Le roman des Jobourg
IV

Valfort

Gallimard
Parution
Valfort, suite du Roman des Jobourg, forme un tout dont la lecture n'exige pas celle des précédents volumes.
Les Loups (prix Goncourt 1932), c'était plus particulièrement le roman de Maximilien Jobourg, l'héritier des maîtres de forges havrais, le père de Vincent, de Didier, de Geneviève, que nous retrouvons dans Valfort, à l'âge des passions. AuxLoups succédèrent Le Capitaine Durban, puis Les Îles du matin.
Dans Valfort, le personnage central, celui qui précipite les événements, vers qui tout converge, c'est Thérèse, diaboliquement jolie, intelligente et volontaire. Vincent forme avec elle un contraste parfait ; lui, le boiteux, velléitaire, incapable d'obtenir le moindre succès.
Thérèse est la maîtresse d'un beau lieutenant de dragons, Frédéric Valfort, et pour préserver cet amour, elIe n'hésitera pas à briser tous les obstacles. Elle ne croit pas en Dieu. Elle est dans l'ordre du mal. Et là, nous touchons un des grands thèmes du livre, qui ressort avec éclat de la masse des événements : c'est que du mal ne peut sortir que le malheur ; un malheur grand comme la fatalité antique et qui n'épargne même pas les êtres qui, consciemment ou non, par amour ou par calcul, ont prêté aide et assistance aux réprouvés.
Vincent Jobourg souffre des cruautés de sa femme, avec une sensibilité toujours nouvelle. Par sa profondeur, sa subtilité, ses impuissances, il fait invinciblement songer à un héros de Dostoïevski.
Autour de Valfort, cause cachée de tout le drame, autour de Vincent et de Thérèse, gravitent des êtres nombreux, peints avec des touches si justes qu'ils sont la vie même : Léontine, la petite servante qui a voué un culte à son maître ; Elisabeth Durban, autre cause, mais visible, involontaire, du drame, et blessée à mort par Thérèse ; Geneviève Saint-Rémon et tant d'autres. Et vers le thème central : l'amour extraordinaire de Thérèse pour Valfort, affluent une multitude de thèmes secondaires, bientôt étroitement liés les uns aux autres.

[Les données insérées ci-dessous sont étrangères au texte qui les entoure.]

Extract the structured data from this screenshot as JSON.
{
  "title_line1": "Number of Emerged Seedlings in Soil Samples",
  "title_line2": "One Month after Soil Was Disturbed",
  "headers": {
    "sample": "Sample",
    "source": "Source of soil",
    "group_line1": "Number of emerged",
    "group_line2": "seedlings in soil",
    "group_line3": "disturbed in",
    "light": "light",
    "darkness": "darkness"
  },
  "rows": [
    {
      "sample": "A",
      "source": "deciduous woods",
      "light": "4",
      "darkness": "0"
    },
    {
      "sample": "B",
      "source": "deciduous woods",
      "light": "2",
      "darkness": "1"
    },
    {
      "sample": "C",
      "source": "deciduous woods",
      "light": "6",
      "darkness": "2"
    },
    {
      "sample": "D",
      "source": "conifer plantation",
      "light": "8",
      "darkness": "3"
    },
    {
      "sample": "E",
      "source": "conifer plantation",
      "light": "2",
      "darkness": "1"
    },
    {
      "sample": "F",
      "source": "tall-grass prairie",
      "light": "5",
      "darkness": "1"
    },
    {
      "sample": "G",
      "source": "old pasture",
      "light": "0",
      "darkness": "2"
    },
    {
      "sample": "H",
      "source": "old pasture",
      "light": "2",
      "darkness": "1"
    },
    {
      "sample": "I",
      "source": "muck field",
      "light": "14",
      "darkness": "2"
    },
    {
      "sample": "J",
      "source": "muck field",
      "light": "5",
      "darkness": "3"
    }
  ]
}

À rendre aussi présents des héros si nombreux et si divers, dans un univers romanesque aussi ample, Guy Mazeline montre une égale connaissance des hommes et de son art. Il y a peu d'exemples d'un «cycle» aussi complet que Le Roman des Jobourg. L'unité d'une telle œuvre est dans la vie prise avec tous ses cheminements, ses détours, ses piétinements, – la vie restituée avec son souffle éphémère, enfermée pour l'éternité dans le cercle de ses propres passions.